وأكره المأتم، وهي الجماعة، وإن لم يكن لهم بكاء فإن ذلك يجدد الحزن، ويكلف المؤنة مع ما مضى فيه من الأثر
“aku menghukumi makruh Ma’tam, dan yakni sebuah kelompok, dan walaupun tidak ada tangisan bagi mereka sebab sesungguhnya itu memperbaharui kesedihan dan membebani biayai beserta apa yang pernah terjadi”.

Dari kutipan ini, sama sekali tidak ada ucapan Imam asy-Syafi’i yang mengharamkan tahlilan. Jadi, darimana isu-isu yang mengharamkan tahlilan dengan berdalil ucapan Imam asy-Syafi’i ? Mana ucapan Imam asy-Syafi’i yang mengharamkan mendo’akan muslim yang meninggal dunia, mana ucapan Imam asy-Syafi’i yang mengharamkan menghadiahkan bacaan al-Qur’an untuk muslim yang meninggal dunia, mana pula ucapan Imam asy-Syafi’i yang mengharamkan semua itu yang dilakukan dikediaman ahlul mayyit ? Jelas, ini salah satu bentuk untuk memecah belah umat Islam terutama untuk menghancurkan pondasi madzhab Syafi’i yang memang paling banyak di anut kaum Muslimin termasuk paling banyak di anut oleh Dzurriyah Nabi shallallahu ‘alayhi wa sallam.
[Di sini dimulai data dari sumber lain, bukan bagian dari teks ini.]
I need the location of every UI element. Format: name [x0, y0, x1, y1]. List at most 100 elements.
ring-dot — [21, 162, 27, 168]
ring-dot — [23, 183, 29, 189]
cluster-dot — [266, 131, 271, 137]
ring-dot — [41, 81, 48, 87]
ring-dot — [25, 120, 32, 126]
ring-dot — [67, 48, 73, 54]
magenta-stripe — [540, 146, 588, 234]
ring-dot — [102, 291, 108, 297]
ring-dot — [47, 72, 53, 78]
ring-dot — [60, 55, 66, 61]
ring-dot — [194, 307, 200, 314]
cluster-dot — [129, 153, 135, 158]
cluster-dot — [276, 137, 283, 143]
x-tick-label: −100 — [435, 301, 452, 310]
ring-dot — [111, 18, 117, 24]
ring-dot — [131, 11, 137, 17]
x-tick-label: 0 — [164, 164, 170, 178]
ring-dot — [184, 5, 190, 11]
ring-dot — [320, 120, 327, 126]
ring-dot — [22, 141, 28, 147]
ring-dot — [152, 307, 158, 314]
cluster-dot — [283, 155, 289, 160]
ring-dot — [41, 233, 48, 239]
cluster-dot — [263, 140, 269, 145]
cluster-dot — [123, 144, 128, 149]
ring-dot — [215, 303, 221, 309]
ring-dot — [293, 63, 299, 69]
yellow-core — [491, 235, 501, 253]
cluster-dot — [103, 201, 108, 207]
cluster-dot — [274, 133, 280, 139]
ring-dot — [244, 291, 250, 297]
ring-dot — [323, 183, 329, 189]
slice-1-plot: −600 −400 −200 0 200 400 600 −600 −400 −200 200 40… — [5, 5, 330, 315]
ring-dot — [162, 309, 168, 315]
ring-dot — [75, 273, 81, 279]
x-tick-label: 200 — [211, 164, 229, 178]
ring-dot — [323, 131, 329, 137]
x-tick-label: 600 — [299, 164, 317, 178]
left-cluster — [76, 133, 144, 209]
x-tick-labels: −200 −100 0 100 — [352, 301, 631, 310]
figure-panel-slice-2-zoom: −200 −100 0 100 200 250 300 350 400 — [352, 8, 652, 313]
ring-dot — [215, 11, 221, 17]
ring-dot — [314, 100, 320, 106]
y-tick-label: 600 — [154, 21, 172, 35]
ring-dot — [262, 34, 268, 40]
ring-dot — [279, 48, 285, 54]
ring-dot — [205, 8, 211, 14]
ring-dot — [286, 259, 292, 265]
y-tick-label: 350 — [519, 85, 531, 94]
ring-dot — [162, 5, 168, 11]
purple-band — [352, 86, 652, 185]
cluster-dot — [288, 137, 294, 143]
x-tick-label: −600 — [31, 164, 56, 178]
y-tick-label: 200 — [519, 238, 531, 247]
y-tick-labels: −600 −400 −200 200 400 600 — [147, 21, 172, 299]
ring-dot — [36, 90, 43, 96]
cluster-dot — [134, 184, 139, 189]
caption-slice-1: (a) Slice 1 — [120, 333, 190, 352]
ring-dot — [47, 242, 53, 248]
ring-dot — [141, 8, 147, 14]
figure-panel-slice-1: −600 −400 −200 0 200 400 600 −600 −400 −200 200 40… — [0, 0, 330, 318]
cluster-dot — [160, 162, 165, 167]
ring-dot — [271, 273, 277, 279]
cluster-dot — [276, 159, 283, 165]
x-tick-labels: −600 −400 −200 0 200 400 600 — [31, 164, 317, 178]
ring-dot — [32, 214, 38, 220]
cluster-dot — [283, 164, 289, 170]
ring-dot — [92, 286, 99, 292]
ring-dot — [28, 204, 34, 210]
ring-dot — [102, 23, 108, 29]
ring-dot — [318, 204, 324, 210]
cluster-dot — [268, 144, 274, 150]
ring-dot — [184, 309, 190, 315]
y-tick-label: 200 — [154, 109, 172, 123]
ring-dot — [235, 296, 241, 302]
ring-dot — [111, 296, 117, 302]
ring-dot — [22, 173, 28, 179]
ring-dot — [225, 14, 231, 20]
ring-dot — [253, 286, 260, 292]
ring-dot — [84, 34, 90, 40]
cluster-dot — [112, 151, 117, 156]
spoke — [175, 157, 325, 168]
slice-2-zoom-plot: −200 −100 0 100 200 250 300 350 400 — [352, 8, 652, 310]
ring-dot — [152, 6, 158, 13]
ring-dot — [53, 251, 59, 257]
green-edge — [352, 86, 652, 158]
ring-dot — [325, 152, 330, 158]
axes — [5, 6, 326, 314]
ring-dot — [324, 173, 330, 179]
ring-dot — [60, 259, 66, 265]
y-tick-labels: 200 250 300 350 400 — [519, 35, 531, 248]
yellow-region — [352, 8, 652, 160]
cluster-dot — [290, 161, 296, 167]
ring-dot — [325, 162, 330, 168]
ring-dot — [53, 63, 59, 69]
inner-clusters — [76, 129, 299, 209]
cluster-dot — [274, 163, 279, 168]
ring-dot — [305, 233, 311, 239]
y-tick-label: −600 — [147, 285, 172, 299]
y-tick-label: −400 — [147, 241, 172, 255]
Pertama, sudah jelas bahwa Imam asy-Syafi’i memakruhkan (bukan mengharamkan) hal diatas, artinya adalah apabila dikerjakan tidak berdosa dan apabila ditinggalkan akan mendapat pahala. Apa yang dimakruhkan ?

Kedua, al-Ma’tam berasal dari kata “atama – ya’timu” yang bermakna ‘apabila dikumpulkan antara dua perkara”. Ma’tam asalnya adalah setiap perkumpulan (perhimpunan) dari laki-laki atau perempuan baik dalam hal kesedihan maupun kegembiraan. Kemudian pakar-pakar lughah, hanya mengkhususkan pada perhimpunan perempuan pada orang mati. al-Jauhari mengatakan ; ma’tam menurut orang arab adalah perempuan-perempuan yang berkumpul (berhimpun) dalam hal kebaikan dan keburukan. Ibnu Barri ; tidak bisa di cegah agar ma’tam dipahami dengan makna wanita yang meratap, kesedihan, ratapan dan tangisan sebab sesungguhnya wanita karena untuk itu mereka berkumpul, dan kesedihan itulah yang juga membuat mereka berkumpul. [1]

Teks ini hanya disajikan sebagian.